E lá íamos nós namorados sem chances nem desejos de vitória, porque já havíamos vencido
e ninguém soube. Ninguém soube e nem imagina o quanto estivemos tão perto e tão perto deixamos
de estar. E de namorados descemos milhões de degraus e cada degrau para baixo era um novo mal
entendido que ia turvando e manchando um a um os milagres que tivemos tanto trabalho e tanta
sorte e tão pouco tempo para tecer.
"Paciência", murmuraram depois dela uma segunda e terceira senhoras, cada uma mais bela
e mais nova e mais velha e mais louca e mais triste e mais sozinha do que eu achava que seria
possível um ser humano ser. E do outro lado da Terra uma centena de homens surgiram em torno
daquela mulher e em cada um ela esqueceu um pouco de mágoa, de gozo, de falta, de beijo, de mim.

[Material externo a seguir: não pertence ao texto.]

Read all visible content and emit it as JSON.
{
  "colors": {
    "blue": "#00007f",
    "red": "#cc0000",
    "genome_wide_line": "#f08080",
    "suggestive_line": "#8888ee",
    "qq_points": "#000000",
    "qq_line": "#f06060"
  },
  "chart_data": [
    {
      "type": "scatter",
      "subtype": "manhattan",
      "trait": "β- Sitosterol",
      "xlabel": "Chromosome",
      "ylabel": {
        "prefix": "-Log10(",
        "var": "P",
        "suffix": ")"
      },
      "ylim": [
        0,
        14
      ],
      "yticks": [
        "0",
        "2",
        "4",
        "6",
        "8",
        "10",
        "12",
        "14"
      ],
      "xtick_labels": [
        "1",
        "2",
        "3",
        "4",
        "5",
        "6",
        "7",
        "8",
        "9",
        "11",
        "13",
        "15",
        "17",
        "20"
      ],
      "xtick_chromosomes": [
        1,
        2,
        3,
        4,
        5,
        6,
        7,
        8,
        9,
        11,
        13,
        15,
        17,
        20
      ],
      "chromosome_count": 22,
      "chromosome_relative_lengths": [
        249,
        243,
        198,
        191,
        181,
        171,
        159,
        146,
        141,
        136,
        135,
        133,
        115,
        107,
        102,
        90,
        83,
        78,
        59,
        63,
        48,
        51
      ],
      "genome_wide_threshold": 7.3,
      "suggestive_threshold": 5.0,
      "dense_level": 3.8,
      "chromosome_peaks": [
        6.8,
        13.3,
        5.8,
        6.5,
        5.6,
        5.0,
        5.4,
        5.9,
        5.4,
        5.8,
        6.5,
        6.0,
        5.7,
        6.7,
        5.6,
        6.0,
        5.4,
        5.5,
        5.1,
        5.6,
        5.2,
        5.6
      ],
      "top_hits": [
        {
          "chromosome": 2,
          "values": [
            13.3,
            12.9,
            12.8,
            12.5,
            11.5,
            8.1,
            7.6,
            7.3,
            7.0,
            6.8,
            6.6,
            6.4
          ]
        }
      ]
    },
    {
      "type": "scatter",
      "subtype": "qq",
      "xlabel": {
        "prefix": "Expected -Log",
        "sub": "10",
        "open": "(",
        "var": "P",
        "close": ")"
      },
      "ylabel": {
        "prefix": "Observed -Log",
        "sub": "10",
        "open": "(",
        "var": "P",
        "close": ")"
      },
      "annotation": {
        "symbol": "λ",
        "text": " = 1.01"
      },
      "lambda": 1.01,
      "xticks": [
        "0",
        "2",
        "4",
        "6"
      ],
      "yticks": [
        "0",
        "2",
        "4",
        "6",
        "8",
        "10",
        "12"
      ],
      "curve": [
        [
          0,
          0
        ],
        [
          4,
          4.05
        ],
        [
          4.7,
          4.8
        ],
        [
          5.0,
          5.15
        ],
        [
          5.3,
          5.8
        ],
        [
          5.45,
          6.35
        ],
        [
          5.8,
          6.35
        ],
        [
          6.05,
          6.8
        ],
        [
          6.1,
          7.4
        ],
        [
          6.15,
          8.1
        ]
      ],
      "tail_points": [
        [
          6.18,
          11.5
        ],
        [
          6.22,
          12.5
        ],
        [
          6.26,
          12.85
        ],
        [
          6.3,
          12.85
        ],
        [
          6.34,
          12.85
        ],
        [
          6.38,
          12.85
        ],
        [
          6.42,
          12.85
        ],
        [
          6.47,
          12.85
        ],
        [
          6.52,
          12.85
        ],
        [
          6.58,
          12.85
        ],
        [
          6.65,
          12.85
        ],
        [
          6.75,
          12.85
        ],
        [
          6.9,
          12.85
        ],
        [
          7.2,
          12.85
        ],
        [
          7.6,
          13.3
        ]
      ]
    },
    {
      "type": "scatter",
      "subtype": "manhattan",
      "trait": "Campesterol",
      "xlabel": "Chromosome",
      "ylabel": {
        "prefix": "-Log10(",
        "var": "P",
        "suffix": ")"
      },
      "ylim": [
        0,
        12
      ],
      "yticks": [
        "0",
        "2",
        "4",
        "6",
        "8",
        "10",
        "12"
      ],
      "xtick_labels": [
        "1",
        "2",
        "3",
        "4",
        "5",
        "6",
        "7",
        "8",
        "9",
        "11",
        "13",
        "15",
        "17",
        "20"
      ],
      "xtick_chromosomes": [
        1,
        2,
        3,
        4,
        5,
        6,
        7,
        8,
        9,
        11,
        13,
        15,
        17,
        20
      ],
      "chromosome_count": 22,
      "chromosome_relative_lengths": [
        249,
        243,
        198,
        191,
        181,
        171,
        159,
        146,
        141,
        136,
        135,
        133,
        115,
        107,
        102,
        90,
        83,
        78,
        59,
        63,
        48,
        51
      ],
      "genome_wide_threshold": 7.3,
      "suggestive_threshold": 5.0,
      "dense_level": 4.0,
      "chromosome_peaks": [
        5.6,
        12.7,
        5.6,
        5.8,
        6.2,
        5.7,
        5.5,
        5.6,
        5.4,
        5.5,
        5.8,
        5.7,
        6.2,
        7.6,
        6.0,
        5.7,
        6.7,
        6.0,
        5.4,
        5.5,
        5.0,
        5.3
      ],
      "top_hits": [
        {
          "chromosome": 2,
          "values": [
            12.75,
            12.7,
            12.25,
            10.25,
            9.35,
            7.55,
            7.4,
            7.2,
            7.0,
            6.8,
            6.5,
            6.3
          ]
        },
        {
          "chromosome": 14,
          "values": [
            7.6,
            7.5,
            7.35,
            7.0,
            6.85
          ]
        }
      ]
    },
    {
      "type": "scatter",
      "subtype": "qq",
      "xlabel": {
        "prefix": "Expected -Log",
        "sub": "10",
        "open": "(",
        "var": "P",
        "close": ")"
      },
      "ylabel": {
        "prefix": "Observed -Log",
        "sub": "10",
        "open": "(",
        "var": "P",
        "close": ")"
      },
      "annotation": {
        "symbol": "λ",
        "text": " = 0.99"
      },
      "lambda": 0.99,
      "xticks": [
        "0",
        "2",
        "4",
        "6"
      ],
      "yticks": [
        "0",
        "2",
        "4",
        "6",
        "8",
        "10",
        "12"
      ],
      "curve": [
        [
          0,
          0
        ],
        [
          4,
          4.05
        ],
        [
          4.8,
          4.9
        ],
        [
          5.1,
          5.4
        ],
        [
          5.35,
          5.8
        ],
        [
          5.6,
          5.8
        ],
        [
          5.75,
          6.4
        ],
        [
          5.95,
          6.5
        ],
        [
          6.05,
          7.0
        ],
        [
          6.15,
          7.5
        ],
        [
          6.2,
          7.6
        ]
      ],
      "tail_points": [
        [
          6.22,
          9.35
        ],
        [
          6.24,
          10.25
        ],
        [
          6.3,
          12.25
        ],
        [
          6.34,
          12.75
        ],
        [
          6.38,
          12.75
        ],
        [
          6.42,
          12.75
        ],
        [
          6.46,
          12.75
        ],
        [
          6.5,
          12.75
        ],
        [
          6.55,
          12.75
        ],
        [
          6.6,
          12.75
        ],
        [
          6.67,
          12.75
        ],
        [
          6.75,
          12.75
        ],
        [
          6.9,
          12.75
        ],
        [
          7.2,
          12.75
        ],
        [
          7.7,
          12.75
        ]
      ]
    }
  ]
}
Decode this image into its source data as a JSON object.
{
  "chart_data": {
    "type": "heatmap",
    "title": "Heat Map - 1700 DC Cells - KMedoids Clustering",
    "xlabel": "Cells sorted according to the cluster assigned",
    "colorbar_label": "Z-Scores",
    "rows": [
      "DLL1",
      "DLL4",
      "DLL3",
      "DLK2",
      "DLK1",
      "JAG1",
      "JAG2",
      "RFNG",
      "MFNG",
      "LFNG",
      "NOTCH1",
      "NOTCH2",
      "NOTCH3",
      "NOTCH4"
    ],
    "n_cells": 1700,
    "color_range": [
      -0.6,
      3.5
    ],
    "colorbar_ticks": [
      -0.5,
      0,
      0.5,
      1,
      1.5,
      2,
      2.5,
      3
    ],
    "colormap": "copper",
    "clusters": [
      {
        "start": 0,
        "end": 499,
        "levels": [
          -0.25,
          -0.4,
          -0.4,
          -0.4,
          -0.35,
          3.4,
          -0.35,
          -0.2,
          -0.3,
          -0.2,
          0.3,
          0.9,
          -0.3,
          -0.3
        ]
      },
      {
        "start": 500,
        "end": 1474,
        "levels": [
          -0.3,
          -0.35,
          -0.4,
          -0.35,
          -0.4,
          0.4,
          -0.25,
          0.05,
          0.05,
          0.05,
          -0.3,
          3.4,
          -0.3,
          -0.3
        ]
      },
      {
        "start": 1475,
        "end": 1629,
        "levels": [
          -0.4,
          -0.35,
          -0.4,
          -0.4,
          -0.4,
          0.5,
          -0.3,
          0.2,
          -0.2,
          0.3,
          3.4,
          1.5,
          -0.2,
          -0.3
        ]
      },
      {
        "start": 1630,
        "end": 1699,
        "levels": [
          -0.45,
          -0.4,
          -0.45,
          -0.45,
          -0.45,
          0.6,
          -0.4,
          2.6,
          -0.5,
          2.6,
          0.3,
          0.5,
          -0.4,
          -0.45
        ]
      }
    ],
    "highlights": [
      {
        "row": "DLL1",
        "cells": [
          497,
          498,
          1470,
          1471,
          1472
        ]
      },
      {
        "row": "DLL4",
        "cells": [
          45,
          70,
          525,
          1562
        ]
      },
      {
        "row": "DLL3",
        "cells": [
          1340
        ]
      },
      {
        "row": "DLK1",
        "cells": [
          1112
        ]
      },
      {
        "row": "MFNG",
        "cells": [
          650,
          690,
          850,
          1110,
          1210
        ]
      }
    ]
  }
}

Foi numa cidade distante de todos os mapas onde a noite era um uivo atrás da montanha chamando
os insones, onde as camas quando as pernas trançavam eram abismos que a memória engolia. Ali
ela conheceu o homem forte e o homem sábio, o homem belo e o animal carnívoro, e por todos os
corpos celestes ela deixou-se atravessar e se fez oceano bravio e suas ondas foram furadas por
embarcações precárias e transatlânticos, submarinos e balsas, luares e tubarões.
Eu vadiava entre ais e assins e entre berros e dores de paixões que iam e vinham como o
inverno que chega depois de um dia de sol, e voltava tropeçando em remorso e em festa já sem
saber do que eu gostava e de quem queria fugir. Eu chegava em casa e olhava na porta outro
número, entrava em casa e olhava na sala outro dono, e ficava sem entender nada do que me
diziam e o que me diziam é que eu não era dali, que já (que ainda) era tarde e que eu fosse
embora e achasse a minha casa. E eu ficava até ser expulso. E a sensação perpetuava-se,
perpetuava-se, perpetuava-se, e eu quase entendi que cada novo minuto era uma nova expulsão,
mas não era, era a mesma expulsão da mesma pessoa do mesmo lugar no mesmo tempo defeituoso.
Minha vida era um engasgo só.
Ela enquanto isso chorava.
Um dia calhou de uma esquina que ficava atrás de uma rua onde havia um prédio que já
foi um cinema servir de palco para que nos reencontrássemos. Dois estranhos que descobriam
dentro do outro um pedaço de espelho partido, dois estranhos e empoeirados álbuns de
recordações em dia de faxina, duas datas históricas que no entanto nenhum governo quis fazer
feriado, mas que assim mesmo o feriado foi feito. Naquele dia ela disse que infeliz por
infeliz, continuava me preferindo, e todas as placas em todas as ruas e em todos os balcões de
informação indicavam a minha casa, que era nos braços que ela me abria, e não nas estrelas,
nem nos desertos nem em qualquer cidade cenográfica reproduzindo a infância.
Não era. Na mesma encantada noite de nosso retorno o futuro veio e foi. Não esperamos
sequer o amanhecer para desamarrar nossos horizontes e de novo tomarmos o rumo da chuva, o
rumo dos pensamentos intensos que não acham par nem trazem conclusão, o rumo da fome, o rumo
do mundo vazio. De novo voltávamos a ser dois no lugar de um, e de novo não sabíamos o que
seria de nós a partir de então, se vagaríamos a esmo entre a falta de identidade e a liberdade
da indecisão, ou se fecharíamos a cadeado a vontade de se estar reunido a alguém. Ah, vontade
inimiga que não se resolve, que não se sacia. Já não tenho paciência, não tenho ânimo, não
tenho saco para este instante da vida que virou um refrão.